Now he looked at Kano. The man's smirk had frozen.

"The Azure Cloud Company has given us three days to return the ore," Cyril said. "We will return it. All of it."

An angry roar started to rise from Kano's faction. Cyril raised a hand, and it was the cold certainty in his eyes, not the gesture, that cut it short.

"Then," Cyril said, his voice dropping into a register that seemed to still the very air, "we will find the man who stole it. And we will deliver him to Steward Liang, as a gesture of our good faith and our discipline. We are not common thieves. We are an enterprise. And we do not tolerate reckless fools who gamble with what we have all built."
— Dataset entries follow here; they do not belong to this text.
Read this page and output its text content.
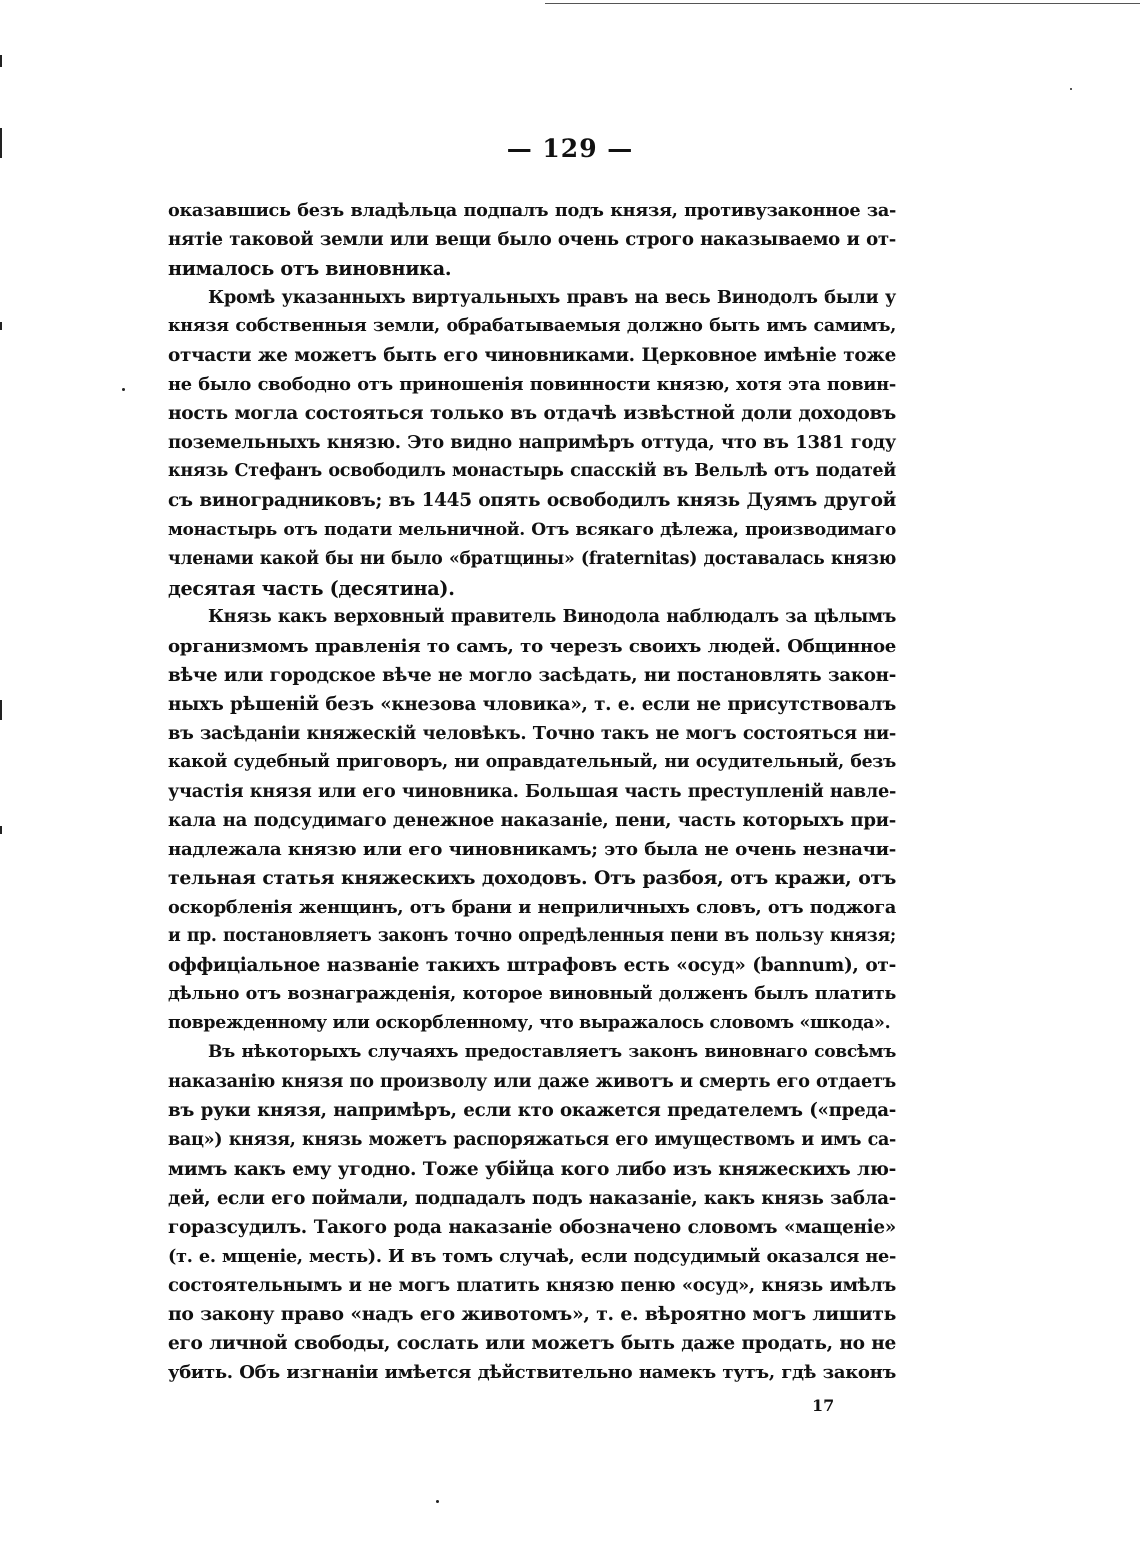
— 129 —
оказавшись безъ владѣльца подпалъ подъ князя, противузаконное за-
нятіе таковой земли или вещи было очень строго наказываемо и от-
нималось отъ виновника.
Кромѣ указанныхъ виртуальныхъ правъ на весь Винодолъ были у
князя собственныя земли, обрабатываемыя должно быть имъ самимъ,
отчасти же можетъ быть его чиновниками. Церковное имѣніе тоже
не было свободно отъ приношенія повинности князю, хотя эта повин-
ность могла состояться только въ отдачѣ извѣстной доли доходовъ
поземельныхъ князю. Это видно напримѣръ оттуда, что въ 1381 году
князь Стефанъ освободилъ монастырь спасскій въ Вельлѣ отъ податей
съ виноградниковъ; въ 1445 опять освободилъ князь Дуямъ другой
монастырь отъ подати мельничной. Отъ всякаго дѣлежа, производимаго
членами какой бы ни было «братщины» (fraternitas) доставалась князю
десятая часть (десятина).
Князь какъ верховный правитель Винодола наблюдалъ за цѣлымъ
организмомъ правленія то самъ, то черезъ своихъ людей. Общинное
вѣче или городское вѣче не могло засѣдать, ни постановлять закон-
ныхъ рѣшеній безъ «кнезова чловика», т. е. если не присутствовалъ
въ засѣданіи княжескій человѣкъ. Точно такъ не могъ состояться ни-
какой судебный приговоръ, ни оправдательный, ни осудительный, безъ
участія князя или его чиновника. Большая часть преступленій навле-
кала на подсудимаго денежное наказаніе, пени, часть которыхъ при-
надлежала князю или его чиновникамъ; это была не очень незначи-
тельная статья княжескихъ доходовъ. Отъ разбоя, отъ кражи, отъ
оскорбленія женщинъ, отъ брани и неприличныхъ словъ, отъ поджога
и пр. постановляетъ законъ точно опредѣленныя пени въ пользу князя;
оффиціальное названіе такихъ штрафовъ есть «осуд» (bannum), от-
дѣльно отъ вознагражденія, которое виновный долженъ былъ платить
поврежденному или оскорбленному, что выражалось словомъ «шкода».
Въ нѣкоторыхъ случаяхъ предоставляетъ законъ виновнаго совсѣмъ
наказанію князя по произволу или даже животъ и смерть его отдаетъ
въ руки князя, напримѣръ, если кто окажется предателемъ («преда-
вац») князя, князь можетъ распоряжаться его имуществомъ и имъ са-
мимъ какъ ему угодно. Тоже убійца кого либо изъ княжескихъ лю-
дей, если его поймали, подпадалъ подъ наказаніе, какъ князь забла-
горазсудилъ. Такого рода наказаніе обозначено словомъ «мащеніе»
(т. е. мщеніе, месть). И въ томъ случаѣ, если подсудимый оказался не-
состоятельнымъ и не могъ платить князю пеню «осуд», князь имѣлъ
по закону право «надъ его животомъ», т. е. вѣроятно могъ лишить
его личной свободы, сослать или можетъ быть даже продать, но не
убить. Объ изгнаніи имѣется дѣйствительно намекъ тутъ, гдѣ законъ
17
The silence that followed was absolute. The brilliance of the counter-move dawned on them all. Cyril would obey the external demand, showing strength through compliance. But he would also enforce brutal, internal justice, solidifying his authority. He turned weakness into a demonstration of absolute control.

Kano understood. His defiance crumbled into panic. "You have no proof!" he spat.

From the shadows at the edge of the yard, Mei stepped forward. In her hand was a distinctive Azure Cloud ore sample, still dusty from the mine. "This was in your locked chest, Kano. Under your bedroll." Her voice was like cut glass. "You kept a souvenir."

Cyril hadn't ordered a search. Mei had simply understood what needed to be done.

Kano lunged, not at Cyril, but towards the cliff path, desperation giving him speed. He didn't make it three steps.

Lin, who had been standing as still as a stone to his left, moved. There was no flourish. A short, heavy cudgel appeared in his hand and cracked precisely behind Kano's knee. The man fell with a cry. Lin planted a foot on his back, pinning him to the dirt.

Cyril walked over and looked down at the writhing man. "You wanted a stronger leader," Cyril said, so only Kano could hear. "Now you have one."

He straightened up and addressed his men. "Bind him. At dawn, we deliver him and the ore to Steward Liang."

As the camp erupted into controlled, relieved activity, Cyril met Mei's gaze. She gave a single, sharp nod. The threat was ended. His authority was cemented not by the fight, but by the foresight that made the fight unnecessary.

Later, in his quarters, Cang Chanda's voice was approving. "You turned his blade back on its own hilt. You are learning. True power is not in taking what you want, but in making the world give it to you on your terms."

Cyril looked out at the moonlit camp, now quiet and unified. The Relentless Energy within him pulsed, a deep, steady rhythm. He was no longer just building a hideout. He was forging a kingdom, one ruthless, righteous decision at a time.